2 : « L’escargot sur la pente », éditions Champ Libre (1972), traduit du russe par Michel Pétris, publication originale datant de 1968.

« Sans aucun doute "L’escargot sur la pente", dans sa version intégrale, est l’un des livres les plus importants de la S.F. soviétique, mais aussi de la littérature russe des années soixante. »
Leonid Heller in "Le livre d'or de la Science-fiction soviétique" (op. cit., page 193).

Les deux textes dont il sera question ici ont été publié sous le même titre de « L’escargot sur la pente ». Le premier date de 1966 et a été publié dans un recueil de nouvelles de différents auteurs. Le deuxième a été publié en 1968 dans la revue « Baïkal » et des sanctions ont été prises par la suite contre la rédaction qui avait osé l’éditer. Cela explique peut-être que le deuxième texte ait été rapidement connu en Occident alors que le premier n’a été traduit en français qu’en 1984.
J’ai déjà dit tout le bien que je pensais des frères Arcadi et Boris Strougatski en tant qu’auteurs de Science Fiction. Les deux « escargots sur la pente » sont cependant un peu différents en ce sens que l’on affaire plus à des textes métaphoriques et satiriques plutôt que de Science Fiction à proprement parler.

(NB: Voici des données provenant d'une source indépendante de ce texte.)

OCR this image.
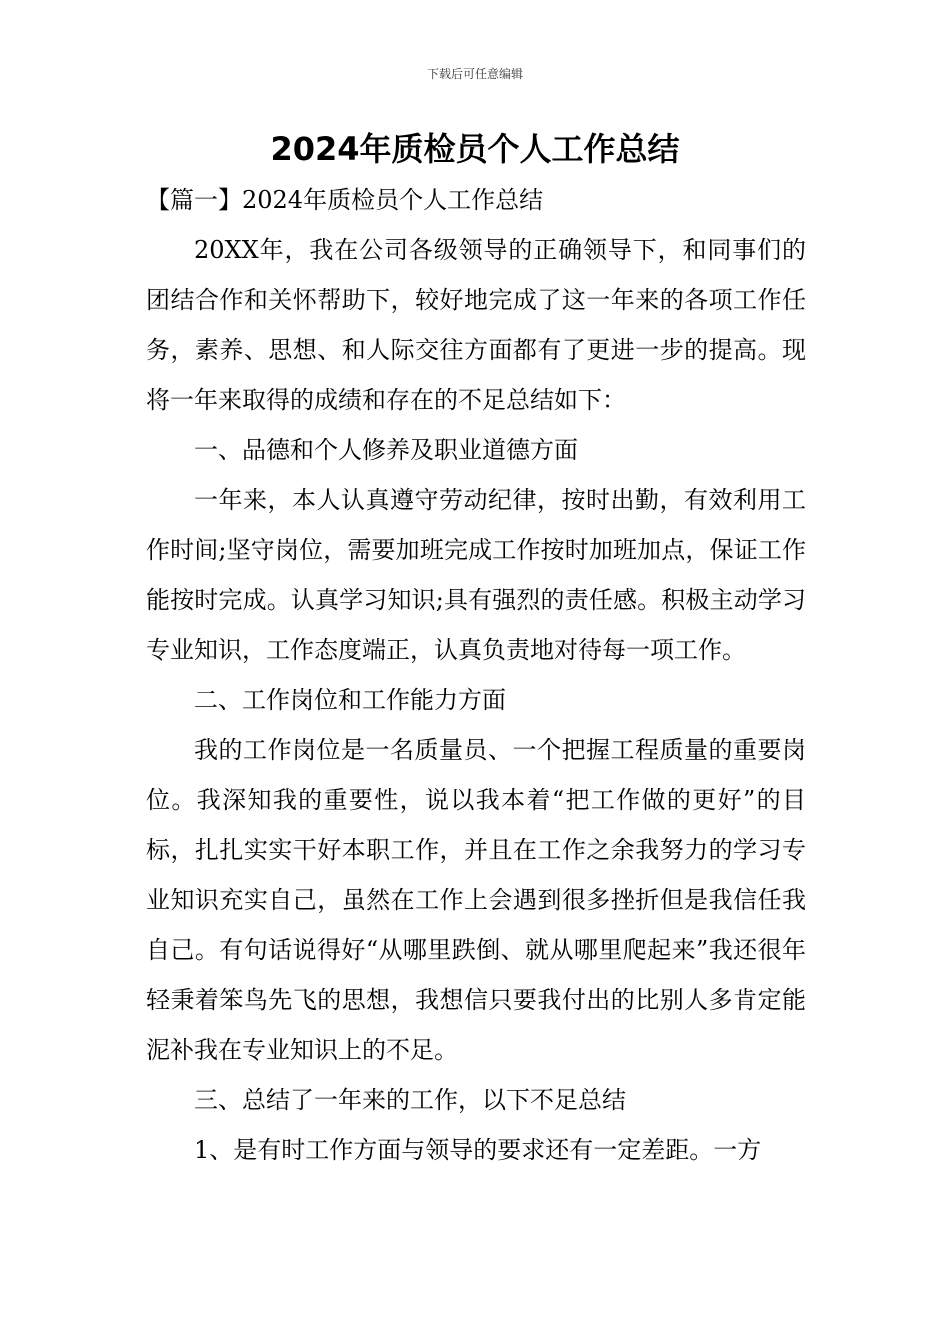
下载后可任意编辑
2024年质检员个人工作总结

【篇一】2024年质检员个人工作总结

20XX年，我在公司各级领导的正确领导下，和同事们的团结合作和关怀帮助下，较好地完成了这一年来的各项工作任务，素养、思想、和人际交往方面都有了更进一步的提高。现将一年来取得的成绩和存在的不足总结如下：

一、品德和个人修养及职业道德方面

一年来，本人认真遵守劳动纪律，按时出勤，有效利用工作时间;坚守岗位，需要加班完成工作按时加班加点，保证工作能按时完成。认真学习知识;具有强烈的责任感。积极主动学习专业知识，工作态度端正，认真负责地对待每一项工作。

二、工作岗位和工作能力方面

我的工作岗位是一名质量员、一个把握工程质量的重要岗位。我深知我的重要性，说以我本着“把工作做的更好”的目标，扎扎实实干好本职工作，并且在工作之余我努力的学习专业知识充实自己，虽然在工作上会遇到很多挫折但是我信任我自己。有句话说得好“从哪里跌倒、就从哪里爬起来”我还很年轻秉着笨鸟先飞的思想，我想信只要我付出的比别人多肯定能泥补我在专业知识上的不足。

三、总结了一年来的工作，以下不足总结

1、是有时工作方面与领导的要求还有一定差距。一方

« Candide longea la chaîne, se penchant pour détailler les visages inclinés. Il trouva enfin la Poigne, lui toucha l’épaule, et la Poigne, aussitôt, sans poser de questions, s’écarta du sillon. Sa barbe était maculée de boue.
- Et pourquoi, nom d’un poil au nez, te permets-tu de toucher les gens? râla-t-il, en contemplant les pieds de Candide. J’en ai connu un, nom d’un poil au nez, qui touchait les gens comme ça, tu sais ce qui lui est arrivé ? On l’a pris par les mains et par les pieds et balancé sur un arbre, il y est encore, le gars, et le jour où on le décrochera, nom d’un poil au nez, il ne pourra plus toucher personne... »

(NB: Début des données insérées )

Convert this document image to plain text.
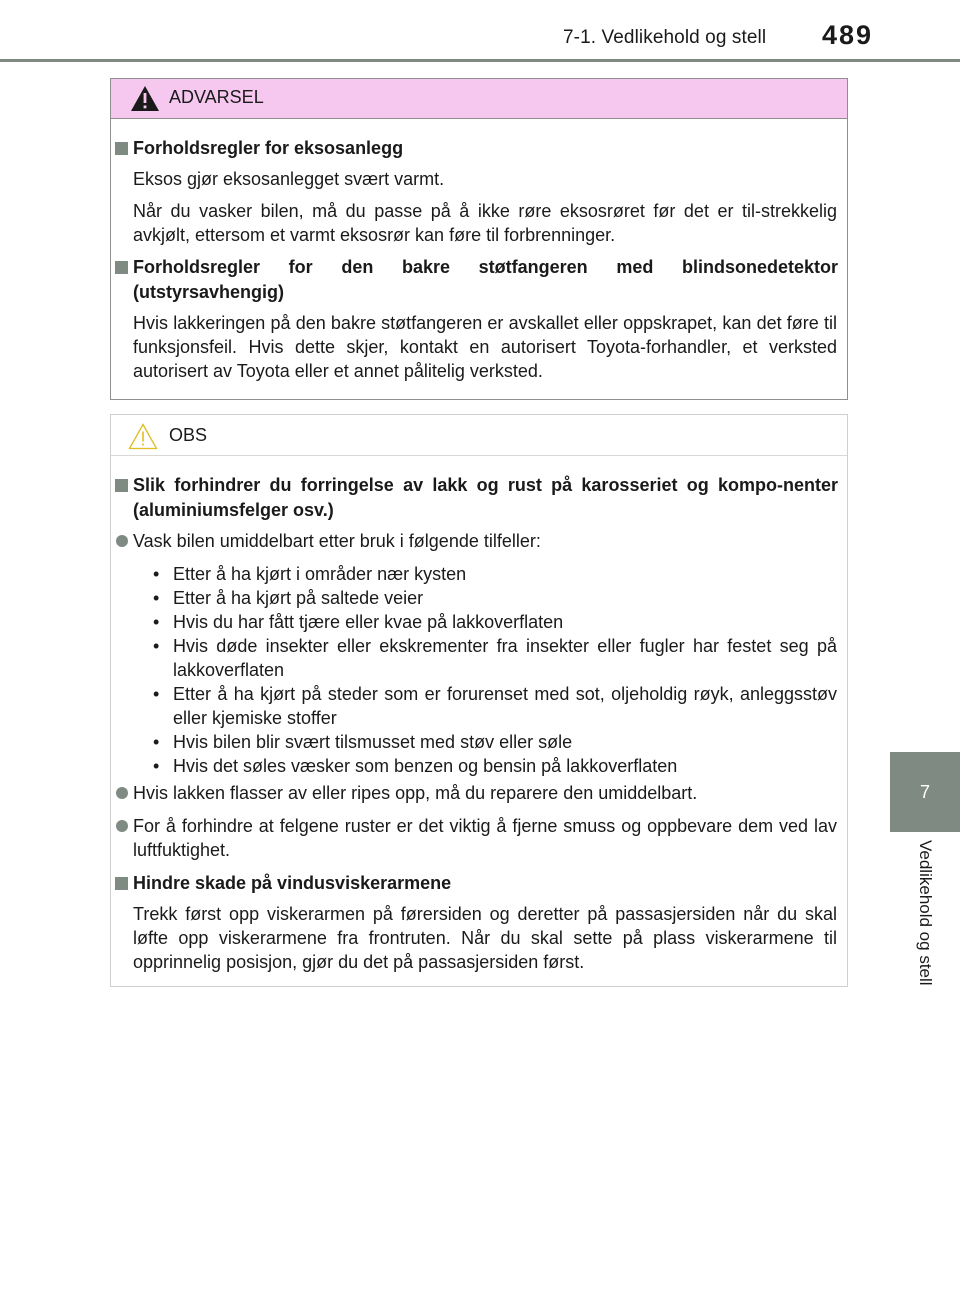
7-1. Vedlikehold og stell	489
7
Vedlikehold og stell
ADVARSEL
Forholdsregler for eksosanlegg

Eksos gjør eksosanlegget svært varmt.

Når du vasker bilen, må du passe på å ikke røre eksosrøret før det er til-strekkelig avkjølt, ettersom et varmt eksosrør kan føre til forbrenninger.

Forholdsregler for den bakre støtfangeren med blindsonedetektor (utstyrsavhengig)

Hvis lakkeringen på den bakre støtfangeren er avskallet eller oppskrapet, kan det føre til funksjonsfeil. Hvis dette skjer, kontakt en autorisert Toyota-forhandler, et verksted autorisert av Toyota eller et annet pålitelig verksted.

OBS
Slik forhindrer du forringelse av lakk og rust på karosseriet og kompo-nenter (aluminiumsfelger osv.)
Vask bilen umiddelbart etter bruk i følgende tilfeller:
• Etter å ha kjørt i områder nær kysten
• Etter å ha kjørt på saltede veier
• Hvis du har fått tjære eller kvae på lakkoverflaten
• Hvis døde insekter eller ekskrementer fra insekter eller fugler har festet seg på lakkoverflaten
• Etter å ha kjørt på steder som er forurenset med sot, oljeholdig røyk, anleggsstøv eller kjemiske stoffer
• Hvis bilen blir svært tilsmusset med støv eller søle
• Hvis det søles væsker som benzen og bensin på lakkoverflaten
Hvis lakken flasser av eller ripes opp, må du reparere den umiddelbart.
For å forhindre at felgene ruster er det viktig å fjerne smuss og oppbevare dem ved lav luftfuktighet.
Hindre skade på vindusviskerarmene

Trekk først opp viskerarmen på førersiden og deretter på passasjersiden når du skal løfte opp viskerarmene fra frontruten. Når du skal sette på plass viskerarmene til opprinnelig posisjon, gjør du det på passasjersiden først.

in « La forêt », pages 205 et 206.

1 : Candide, qu’on appelle aussi le Taiseux habite un village au milieu de la forêt. Il est arrivé un beau jour d’on ne sait trop où et souffrant d’amnésie. Il a été confié à Nava une jeune femme elle aussi étrangère au village. Depuis, ils sont considérés comme mari et femme par les villageois. Les habitants portent des surnoms plutôt imagés comme le Bavard, la Queue ou le Bancal. Ils ont tendance à constamment répéter la même chose, l’un passe son temps à expliquer qu’il y a des choses qui ne se font pas et un autre ne pense qu’à se rendre aux Fourmilières. Ils semblent peu intelligents mais heureusement la nourriture pousse facilement et le chef du village, le staroste organise le travail. Un danger cependant se cache dans la forêt : les « morts-vivants », des sortes de robots vivants qui tentent d’enlever les femmes du village à chaque fois qu’ils le peuvent...
Candide a un projet : il veut partir pour la Ville mais il ne sait pas exactement où elle est située ni quand il partira. Un jour, il se décide quand même à partir, et suivi de Nava, il rencontre d’autres habitants de la forêt : les Amies. Ce sont des femmes dont les buts restent mystérieux. Elles ont leur propre langage et se reproduisent par parthénogenèse. Il y a longtemps, elles utilisaient et dirigeaient les villageois mais elles se sont aperçues qu’elles pouvaient s’en passer et depuis elles les ignorent sauf pour envoyer les « morts-vivants » enlever les femmes. Les Amies maîtrisent d’autres technologies mystérieuses comme le « nuage mauve » qui « rend vivant ce qui est mort et mort ce qui est vivant ». Elles modifient aussi facilement la forêt en faisant apparaître un marais là où il y avait auparavant un village...
Candide n’arrivera jamais à la Ville mais il rapportera de cette aventure un scalpel qui lui servira désormais à protéger les villageois des morts-vivants.
Cet excellent texte se lit avec grand plaisir. L’imagination des Strougatski est impressionnante et les villageois tels qu’ils nous les décrivent sont presque des extra-terrestres tellement leur conduite est étrange bien que finalement cohérente. Le style toujours un peu elliptique des auteurs fait ici merveille.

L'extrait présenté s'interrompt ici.